Column by Zoe Roberts, partner at BHP Chartered Accountants.
With an overall drop in profits across the top 50, in part caused by the margins of manufacturing companies being squeezed, it is clear that ensuring tax charges are minimised will be even more important.
Whilst the manufacturing sector has been a focus for government over the last few budgets, the recent changes brought few specific incentives.
Although the permanent fixing of the Annual Investment Allowance at £200,000 from 2016 onwards provides welcome certainty, a significant drop from the current £500,000, impacting particularly on plant intensive manufacturers. Companies looking to invest in their infrastructure should ensure they maximise the current higher limit.
Unwelcome EU attention was brought to the patent box regime and whilst changes are still to be confirmed, it looks likely that qualifying patents will be restricted to just those where the research & development has been carried out in the UK. The relief is still available in its current form and existing qualifying patents will be subject to grandfathering rules, so the scheme is certainly not dead and it is well worth looking at making claims. R&D tax relief continues to be generous but is still unclaimed by a large amount of qualifying businesses. Any manufacturer which improves its production process or is innovating products is likely to qualify and should consider a claim.
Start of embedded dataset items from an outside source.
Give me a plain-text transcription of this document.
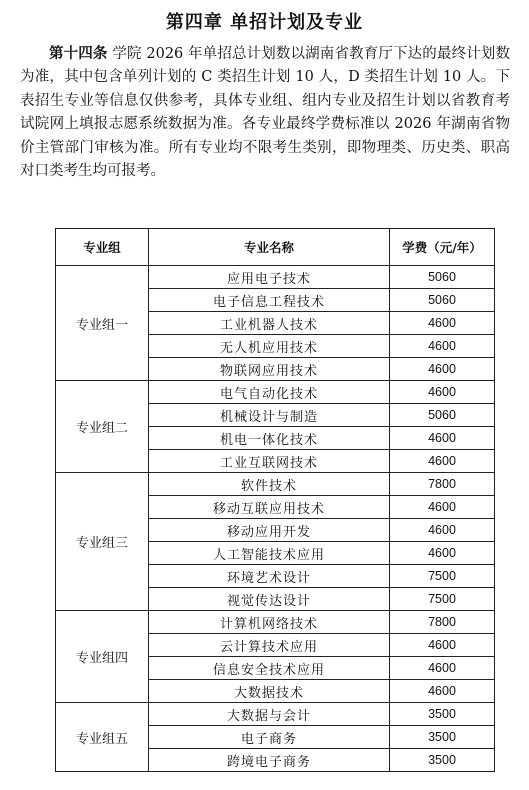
第四章 单招计划及专业

第十四条 学院 2026 年单招总计划数以湖南省教育厅下达的最终计划数为准，其中包含单列计划的 C 类招生计划 10 人，D 类招生计划 10 人。下表招生专业等信息仅供参考，具体专业组、组内专业及招生计划以省教育考试院网上填报志愿系统数据为准。各专业最终学费标准以 2026 年湖南省物价主管部门审核为准。所有专业均不限考生类别，即物理类、历史类、职高对口类考生均可报考。

专业组	专业名称	学费（元/年）
专业组一	应用电子技术	5060
	电子信息工程技术	5060
	工业机器人技术	4600
	无人机应用技术	4600
	物联网应用技术	4600
专业组二	电气自动化技术	4600
	机械设计与制造	5060
	机电一体化技术	4600
	工业互联网技术	4600
专业组三	软件技术	7800
	移动互联应用技术	4600
	移动应用开发	4600
	人工智能技术应用	4600
	环境艺术设计	7500
	视觉传达设计	7500
专业组四	计算机网络技术	7800
	云计算技术应用	4600
	信息安全技术应用	4600
	大数据技术	4600
专业组五	大数据与会计	3500
	电子商务	3500
	跨境电子商务	3500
Many companies rising up the chart are in, or suppliers to, the property and construction sector. It will be interesting to see how the chancellor’s recent raid on residential landlords will affect the housing market. The table shows a small increase in the number of employees across the top 50. Initiatives like the apprenticeship program and reduction in National Insurance for under 25s may help employers in recruiting the next generation of manufacturers although the introduction of a national living wage is likely to increase costs across the sector.